How to Protect Consumers 1 Year After Equifax Breach

Media Releases

Media Contacts
Emily Scarr

State Director, Maryland PIRG; Director, Stop Toxic PFAS Campaign, PIRG

Maryland PIRG Foundation

“Ultimately, we are not the customers of Equifax or the other credit bureaus. We are their product. We did not ask or give them permission to collect or sell our personal information,” said Maryland PIRG Director Emily Scarr. “At the very least, breached companies should be required to provide consumers clear information about what can be done to protect themselves against most types of identity theft.”

A year ago, Equifax announced that hackers had breached its system and accessed the data of nearly 150 million U.S. consumers. The breach put approximately 3 million Marylanders at increased risk of identity theft. To mark the anniversary of that notorious announcement, Maryland PIRG Foundation is releasing a report containing suggestions on how state authorities and consumers can safeguard personal information.

“One year after announcing the worst data breach in history weeks after it knew about it, Equifax has yet to pay a price or provide consumers with the information and tools they need to adequately protect themselves,” said Mike Litt, Maryland PIRG’s consumer campaign director. “This may not have been the biggest breach ever, but it’s the worst, because Equifax’s carelessness made it easier for bad guys to steal the identities of nearly 150 million consumers.”

The report, Equifax Breach: 1 Year Later – How to Protect Yourself Against ID Theft & Hold Equifax Accountable, includes the following features:

  • A recap of the main governmental and civil actions against Equifax over the last year (which have so far failed to hold the company accountable).
  • New materials, including charts and checklists, to help consumers understand how to best protect themselves against the very real threats of identity theft for the rest of their lives.

  • A case for why we need both oversight and financial consequences to prevent future large-scale breaches.

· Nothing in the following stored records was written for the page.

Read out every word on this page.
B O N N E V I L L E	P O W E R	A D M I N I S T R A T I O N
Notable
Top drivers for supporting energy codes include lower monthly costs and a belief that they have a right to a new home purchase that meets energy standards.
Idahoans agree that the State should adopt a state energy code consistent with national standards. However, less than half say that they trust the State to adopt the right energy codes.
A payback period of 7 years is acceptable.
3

The report also recommends requiring companies that have been hacked to clearly explain to consumers how they can protect themselves against most types of identity theft.

The report contains charts,checklists and other tips to to help consumers prevent and detect the types of identity theft and fraud made possible by the Equifax breach:

  • Existing Account Fraud: Check your monthly credit card and bank statements.

  • New Account Fraud (including cell phone, credit card, loan, and utilities): Get credit freezes at all three nationwide credit bureaus — Equifax, Experian, and TransUnion. A new federal law will eliminate fees for those credit freezes for consumers on September 21st, 2018.

  • Tax Refund Fraud: File your taxes as soon as possible, before thieves do. Also, if you qualify, get an Identity Protection (IP) PIN.

  • Health Care Services / Medical Benefits Fraud: Sign up for online accounts with your health care and insurance providers to periodically check for any fraudulent services on your statements.

  • Other Fraudulent Activity: Check your free annual consumer reports with companies that specialize in collecting information often misused by criminals.

  • Phishing Scams: Ignore unsolicited requests for personal information by email, links, phone calls, pop-up windows, or text messages.

The report also highlights the need for both penalties against and new oversight of Equifax to compensate the victims and prevent future breaches of this scale.


Maryland PIRG Foundation is an independent, non-partisan group that works for consumers and the public interest. Through research, public education and outreach, we serve as counterweights to the influence of powerful special interests that threaten our health, safety, or well-being.